The Journey of "Home within Yourself"
When we started our journey with Van Emma in 2024, I had to leave everything I loved behind. The one thing I couldn’t let go of were my furry companions — my ponies.
I tried to take the journey while keeping them in my life, but it didn’t work. I worried about them constantly. The people back home were struggling with the situation — and so were the ponies.
After many sleepless nights, I knew I had to find a new home for them. It was the hardest decision I’ve ever made. But deep down, I knew it was the right one — for them, and for me.
The Fear of Losing
On our last day together, I saw a flock of geese flying overhead. I wondered — do they feel the same fear when leaving home for the unknown? But then I thought — no. The geese always return, year after year. But me? Letting go of the ponies… I couldn’t go back.

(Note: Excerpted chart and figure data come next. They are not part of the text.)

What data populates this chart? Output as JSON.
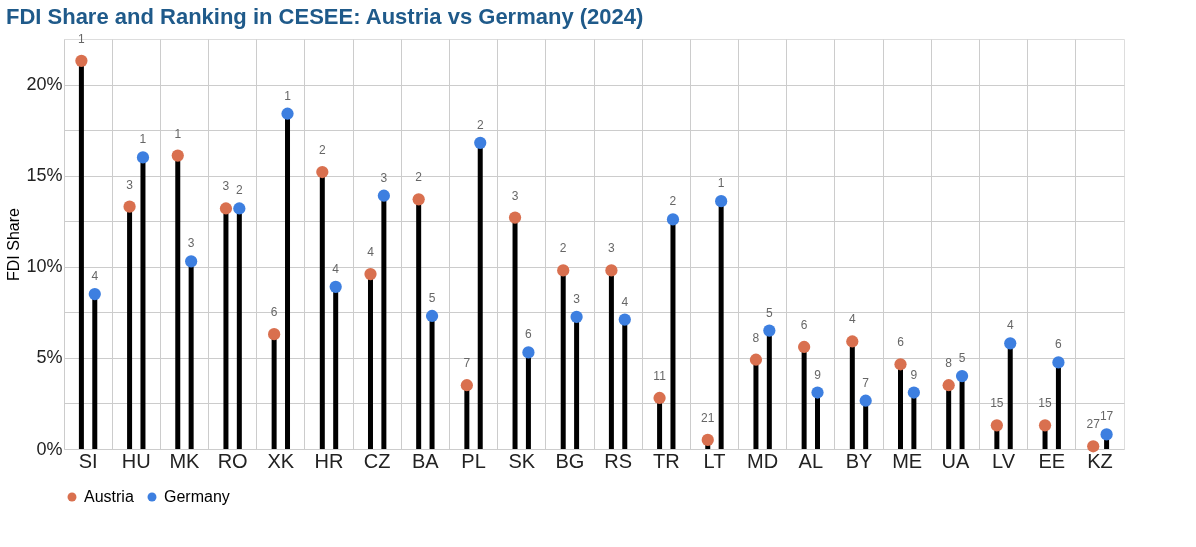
{
  "chart_data": {
    "type": "lollipop",
    "title": "FDI Share and Ranking in CESEE: Austria vs Germany (2024)",
    "ylabel": "FDI Share",
    "categories": [
      "SI",
      "HU",
      "MK",
      "RO",
      "XK",
      "HR",
      "CZ",
      "BA",
      "PL",
      "SK",
      "BG",
      "RS",
      "TR",
      "LT",
      "MD",
      "AL",
      "BY",
      "ME",
      "UA",
      "LV",
      "EE",
      "KZ"
    ],
    "series": [
      {
        "name": "Austria",
        "color": "#d9704f",
        "values": [
          21.3,
          13.3,
          16.1,
          13.2,
          6.3,
          15.2,
          9.6,
          13.7,
          3.5,
          12.7,
          9.8,
          9.8,
          2.8,
          0.5,
          4.9,
          5.6,
          5.9,
          4.65,
          3.5,
          1.3,
          1.3,
          0.15
        ]
      },
      {
        "name": "Germany",
        "color": "#3d7fe0",
        "values": [
          8.5,
          16.0,
          10.3,
          13.2,
          18.4,
          8.9,
          13.9,
          7.3,
          16.8,
          5.3,
          7.25,
          7.1,
          12.6,
          13.6,
          6.5,
          3.1,
          2.65,
          3.1,
          4.0,
          5.8,
          4.75,
          0.8
        ]
      }
    ],
    "annotations": [
      {
        "text": "1",
        "x": "SI",
        "y": 21.3
      },
      {
        "text": "4",
        "x": "SI",
        "y": 8.5
      },
      {
        "text": "3",
        "x": "HU",
        "y": 13.3
      },
      {
        "text": "1",
        "x": "HU",
        "y": 16.0
      },
      {
        "text": "1",
        "x": "MK",
        "y": 16.1
      },
      {
        "text": "3",
        "x": "MK",
        "y": 10.3
      },
      {
        "text": "3",
        "x": "RO",
        "y": 13.2
      },
      {
        "text": "2",
        "x": "RO",
        "y": 13.2
      },
      {
        "text": "6",
        "x": "XK",
        "y": 6.3
      },
      {
        "text": "1",
        "x": "XK",
        "y": 18.4
      },
      {
        "text": "2",
        "x": "HR",
        "y": 15.2
      },
      {
        "text": "4",
        "x": "HR",
        "y": 8.9
      },
      {
        "text": "4",
        "x": "CZ",
        "y": 9.6
      },
      {
        "text": "3",
        "x": "CZ",
        "y": 13.9
      },
      {
        "text": "2",
        "x": "BA",
        "y": 13.7
      },
      {
        "text": "5",
        "x": "BA",
        "y": 7.3
      },
      {
        "text": "7",
        "x": "PL",
        "y": 3.5
      },
      {
        "text": "2",
        "x": "PL",
        "y": 16.8
      },
      {
        "text": "3",
        "x": "SK",
        "y": 12.7
      },
      {
        "text": "6",
        "x": "SK",
        "y": 5.3
      },
      {
        "text": "2",
        "x": "BG",
        "y": 9.8
      },
      {
        "text": "3",
        "x": "BG",
        "y": 7.25
      },
      {
        "text": "3",
        "x": "RS",
        "y": 9.8
      },
      {
        "text": "4",
        "x": "RS",
        "y": 7.1
      },
      {
        "text": "11",
        "x": "TR",
        "y": 2.8
      },
      {
        "text": "2",
        "x": "TR",
        "y": 12.6
      },
      {
        "text": "21",
        "x": "LT",
        "y": 0.5
      },
      {
        "text": "1",
        "x": "LT",
        "y": 13.6
      },
      {
        "text": "8",
        "x": "MD",
        "y": 4.9
      },
      {
        "text": "5",
        "x": "MD",
        "y": 6.5
      },
      {
        "text": "6",
        "x": "AL",
        "y": 5.6
      },
      {
        "text": "9",
        "x": "AL",
        "y": 3.1
      },
      {
        "text": "4",
        "x": "BY",
        "y": 5.9
      },
      {
        "text": "7",
        "x": "BY",
        "y": 2.65
      },
      {
        "text": "6",
        "x": "ME",
        "y": 4.65
      },
      {
        "text": "9",
        "x": "ME",
        "y": 3.1
      },
      {
        "text": "8",
        "x": "UA",
        "y": 3.5
      },
      {
        "text": "5",
        "x": "UA",
        "y": 4.0
      },
      {
        "text": "15",
        "x": "LV",
        "y": 1.3
      },
      {
        "text": "4",
        "x": "LV",
        "y": 5.8
      },
      {
        "text": "15",
        "x": "EE",
        "y": 1.3
      },
      {
        "text": "6",
        "x": "EE",
        "y": 4.75
      },
      {
        "text": "27",
        "x": "KZ",
        "y": 0.15
      },
      {
        "text": "17",
        "x": "KZ",
        "y": 0.8
      }
    ],
    "ylim": [
      0,
      22.5
    ],
    "yticks": [
      {
        "value": 0,
        "label": "0%"
      },
      {
        "value": 2.5,
        "label": null
      },
      {
        "value": 5,
        "label": "5%"
      },
      {
        "value": 7.5,
        "label": null
      },
      {
        "value": 10,
        "label": "10%"
      },
      {
        "value": 12.5,
        "label": null
      },
      {
        "value": 15,
        "label": "15%"
      },
      {
        "value": 17.5,
        "label": null
      },
      {
        "value": 20,
        "label": "20%"
      }
    ],
    "grid": true,
    "legend": "bottom left",
    "marker": "circle"
  }
}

Weeks passed. The ponies settled into their new home. I returned to the van. But the grief followed. I missed them terribly.

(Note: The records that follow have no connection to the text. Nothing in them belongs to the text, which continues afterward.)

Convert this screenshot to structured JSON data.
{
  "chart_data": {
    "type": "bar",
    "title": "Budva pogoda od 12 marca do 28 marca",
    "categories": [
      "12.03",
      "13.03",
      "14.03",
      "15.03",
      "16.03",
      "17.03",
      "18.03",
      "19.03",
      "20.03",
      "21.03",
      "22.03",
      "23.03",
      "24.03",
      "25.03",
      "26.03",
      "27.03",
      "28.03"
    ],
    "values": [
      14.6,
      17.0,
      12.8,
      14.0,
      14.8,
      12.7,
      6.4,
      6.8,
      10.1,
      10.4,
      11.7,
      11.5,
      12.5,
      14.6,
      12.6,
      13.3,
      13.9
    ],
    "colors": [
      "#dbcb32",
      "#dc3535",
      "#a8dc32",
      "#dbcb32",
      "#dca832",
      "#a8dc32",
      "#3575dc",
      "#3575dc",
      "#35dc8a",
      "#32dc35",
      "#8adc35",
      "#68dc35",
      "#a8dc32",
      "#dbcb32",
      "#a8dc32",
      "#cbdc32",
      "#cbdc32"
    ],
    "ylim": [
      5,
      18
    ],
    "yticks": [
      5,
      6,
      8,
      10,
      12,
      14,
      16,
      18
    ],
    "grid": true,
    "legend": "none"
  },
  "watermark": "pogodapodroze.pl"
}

I found comfort only in painting. I worked on a new piece in shades of blue and earthy tones. As soon as the background was finished, I knew I would paint wild geese. Painting them reminded me of my last day with the ponies. And they brought me something else, too. Words began to slip into my mind — a new story, about a young goose setting out south for the first time, afraid to leave its home behind. But I didn’t yet know how it would overcome its fear.
I Can’t Lose What Lives Inside Me
One night, when the feeling of missing my ponies was overwhelming me again, Ari asked me what I was longing for. And I told him about all those little moments with the ponies: the feeling of a mane between my fingers, their soft, curious eyes beneath the sky, the quiet presence of these two beautiful souls.
And as I spoke, I didn’t just remember — it felt real. I could see it. I could feel it.
While telling Ari about those little moments, I suddenly thought of the geese again. Maybe my situation wasn’t so different after all.
Maybe I can’t return in reality. But what does reality actually mean? Is it only what we can touch with our hands? Or also what we see with our inner eyes — what we remember, what we feel deep within?
Isn’t that just as real?
Home Within Yourself
Like the geese, I can always come back. Maybe not in the physical world, but you know what? That’s just the outer shape of things.
I may not be with the ponies in the outside world — but within me, I am.
Suddenly I knew how my story had to end. That this was what the elder goose had to tell the younger one — that wherever we go, and whatever we must leave behind, we can never lose what lives within us.
That the little goose carries her home within herself.